When to Use GitHub Issues vs Local Tracking
| Context | Tracking method |
|---|---|
| Repo not yet on GitHub | Local tracking (session SQL todos) |
| Exploratory work / spikes | Local tracking |
| Repo is on GitHub AND work has defined scope | GitHub Issues |
| Any work with acceptance criteria | GitHub Issues |
Once a repo is published, default to GitHub Issues for all planned work.
Initial Publish
Squash all local commits into a single commit before pushing to GitHub for the first time:
# From the repo root, squash everything into one commit git reset --soft $(git rev-list --max-parents=0 HEAD) git commit -m "feat: initial commit" # Create the remote and push gh repo create <owner>/<repo> --source . --push
This gives the GitHub repo a clean single-commit history.
Issue Creation
Every planned task gets a GitHub Issue:
gh issue create --title "<type>(<scope>): <summary>" \ --body "## What <description> ## Acceptance Criteria - [ ] <criterion 1> - [ ] <criterion 2> ## Out of Scope <what's excluded>" \ --label "<type>"
Rules:
- •One issue per task. If a task needs splitting, create multiple issues.

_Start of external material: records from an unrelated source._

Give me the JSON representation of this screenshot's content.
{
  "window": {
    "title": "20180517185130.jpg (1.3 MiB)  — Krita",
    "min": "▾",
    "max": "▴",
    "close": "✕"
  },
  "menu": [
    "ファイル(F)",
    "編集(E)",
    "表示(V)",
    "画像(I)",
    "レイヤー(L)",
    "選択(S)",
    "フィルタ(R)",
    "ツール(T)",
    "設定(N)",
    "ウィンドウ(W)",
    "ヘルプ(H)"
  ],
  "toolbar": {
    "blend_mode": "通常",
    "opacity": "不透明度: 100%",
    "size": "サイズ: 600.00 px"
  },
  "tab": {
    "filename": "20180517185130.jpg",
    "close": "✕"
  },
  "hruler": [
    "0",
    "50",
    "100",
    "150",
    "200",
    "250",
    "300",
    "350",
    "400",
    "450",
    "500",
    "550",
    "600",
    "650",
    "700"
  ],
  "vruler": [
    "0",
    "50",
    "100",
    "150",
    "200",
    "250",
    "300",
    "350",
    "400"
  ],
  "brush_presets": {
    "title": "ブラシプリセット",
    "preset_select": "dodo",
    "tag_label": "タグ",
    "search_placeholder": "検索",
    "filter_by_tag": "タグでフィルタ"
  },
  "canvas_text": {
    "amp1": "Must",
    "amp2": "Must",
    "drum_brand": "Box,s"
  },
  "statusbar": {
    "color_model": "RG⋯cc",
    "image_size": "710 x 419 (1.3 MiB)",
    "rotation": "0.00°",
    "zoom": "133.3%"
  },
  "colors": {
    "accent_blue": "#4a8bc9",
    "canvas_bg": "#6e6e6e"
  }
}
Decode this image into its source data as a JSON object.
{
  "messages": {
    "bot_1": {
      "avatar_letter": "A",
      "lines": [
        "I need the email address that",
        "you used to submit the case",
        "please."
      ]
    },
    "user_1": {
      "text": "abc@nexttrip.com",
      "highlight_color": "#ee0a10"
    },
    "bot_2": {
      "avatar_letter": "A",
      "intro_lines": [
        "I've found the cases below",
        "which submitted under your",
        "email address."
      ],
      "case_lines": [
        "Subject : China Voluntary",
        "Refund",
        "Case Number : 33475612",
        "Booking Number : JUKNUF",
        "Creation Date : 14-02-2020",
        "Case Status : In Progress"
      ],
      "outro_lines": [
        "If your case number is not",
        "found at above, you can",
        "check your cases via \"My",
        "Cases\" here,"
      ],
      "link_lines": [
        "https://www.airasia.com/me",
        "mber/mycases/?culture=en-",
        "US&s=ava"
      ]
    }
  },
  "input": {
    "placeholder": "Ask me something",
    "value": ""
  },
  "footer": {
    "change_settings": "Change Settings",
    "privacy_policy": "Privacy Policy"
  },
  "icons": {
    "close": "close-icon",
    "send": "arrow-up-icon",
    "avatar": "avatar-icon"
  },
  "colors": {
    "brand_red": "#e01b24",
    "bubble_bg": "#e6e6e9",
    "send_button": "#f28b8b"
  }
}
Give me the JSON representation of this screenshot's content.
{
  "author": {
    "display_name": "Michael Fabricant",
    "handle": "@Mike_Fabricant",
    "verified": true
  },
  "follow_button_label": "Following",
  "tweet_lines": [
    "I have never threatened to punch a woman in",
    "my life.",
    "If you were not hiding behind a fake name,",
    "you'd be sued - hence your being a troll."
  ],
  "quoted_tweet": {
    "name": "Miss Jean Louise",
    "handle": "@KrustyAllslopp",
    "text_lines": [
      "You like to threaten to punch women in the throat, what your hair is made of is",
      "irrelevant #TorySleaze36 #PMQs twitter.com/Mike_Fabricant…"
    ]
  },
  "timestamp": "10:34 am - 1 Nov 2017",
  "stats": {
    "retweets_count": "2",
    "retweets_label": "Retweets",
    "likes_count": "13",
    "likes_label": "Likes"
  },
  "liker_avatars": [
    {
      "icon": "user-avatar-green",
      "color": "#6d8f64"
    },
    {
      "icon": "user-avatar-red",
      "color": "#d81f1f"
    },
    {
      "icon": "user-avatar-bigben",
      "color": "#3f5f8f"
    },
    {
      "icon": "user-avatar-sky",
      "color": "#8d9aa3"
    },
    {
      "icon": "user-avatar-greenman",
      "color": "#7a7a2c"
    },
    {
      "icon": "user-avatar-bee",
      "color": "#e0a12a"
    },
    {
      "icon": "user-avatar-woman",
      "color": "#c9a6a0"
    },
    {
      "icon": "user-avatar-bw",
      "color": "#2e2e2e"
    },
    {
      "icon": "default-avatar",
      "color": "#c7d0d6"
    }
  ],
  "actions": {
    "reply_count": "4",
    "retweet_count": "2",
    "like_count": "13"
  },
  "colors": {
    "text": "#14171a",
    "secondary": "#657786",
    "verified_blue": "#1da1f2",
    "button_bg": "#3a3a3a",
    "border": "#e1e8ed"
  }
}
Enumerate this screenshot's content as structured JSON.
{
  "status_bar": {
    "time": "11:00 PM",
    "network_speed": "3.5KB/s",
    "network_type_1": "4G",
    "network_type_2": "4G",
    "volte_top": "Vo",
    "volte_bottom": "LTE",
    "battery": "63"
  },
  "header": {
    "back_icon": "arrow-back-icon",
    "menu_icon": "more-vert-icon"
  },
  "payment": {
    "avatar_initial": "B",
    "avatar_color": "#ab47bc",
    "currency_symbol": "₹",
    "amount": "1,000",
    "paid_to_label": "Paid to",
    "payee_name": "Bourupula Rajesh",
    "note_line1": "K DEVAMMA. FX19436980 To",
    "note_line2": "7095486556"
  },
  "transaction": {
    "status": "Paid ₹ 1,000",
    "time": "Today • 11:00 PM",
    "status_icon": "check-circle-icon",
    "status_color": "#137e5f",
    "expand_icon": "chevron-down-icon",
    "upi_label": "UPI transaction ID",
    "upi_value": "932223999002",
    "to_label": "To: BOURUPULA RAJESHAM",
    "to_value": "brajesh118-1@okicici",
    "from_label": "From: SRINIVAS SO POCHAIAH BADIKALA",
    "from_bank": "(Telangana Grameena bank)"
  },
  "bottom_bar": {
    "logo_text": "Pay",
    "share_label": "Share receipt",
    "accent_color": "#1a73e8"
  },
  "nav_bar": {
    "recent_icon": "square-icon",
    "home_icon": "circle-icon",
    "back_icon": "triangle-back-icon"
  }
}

- •Acceptance criteria must be testable — "it works" is not a criterion.
- •Product agent creates issues; orchestrator assigns and sequences them.
Labels
Apply labels when creating or triaging issues:
| Category | Labels | Applied by |
|---|---|---|
| Type | feat, fix, docs, refactor, test, chore | Product (at creation) |
| Priority | p0-critical, p1-high, p2-medium, p3-low | Product (at creation) |
| Status | blocked, needs-design, needs-arch | Orchestrator (during triage) |
Epics and Sub-Issues
When a feature is too large for a single issue (even after scoping):
- •Product creates a parent issue labeled
epicwith the overall goal and acceptance criteria. - •Product or Orchestrator breaks it into child issues, each referencing the parent:
Part of #<parent>. - •Parent issue includes a checklist of children:
- [ ] #<child>. - •Only child issues are assigned to developers. The parent tracks overall progress.
Stacked PRs and Issues
When work requires stacked PRs (>200 diff lines):
- •Each stacked PR gets its own issue with its own acceptance criteria.
- •Issues reference the parent epic if one exists.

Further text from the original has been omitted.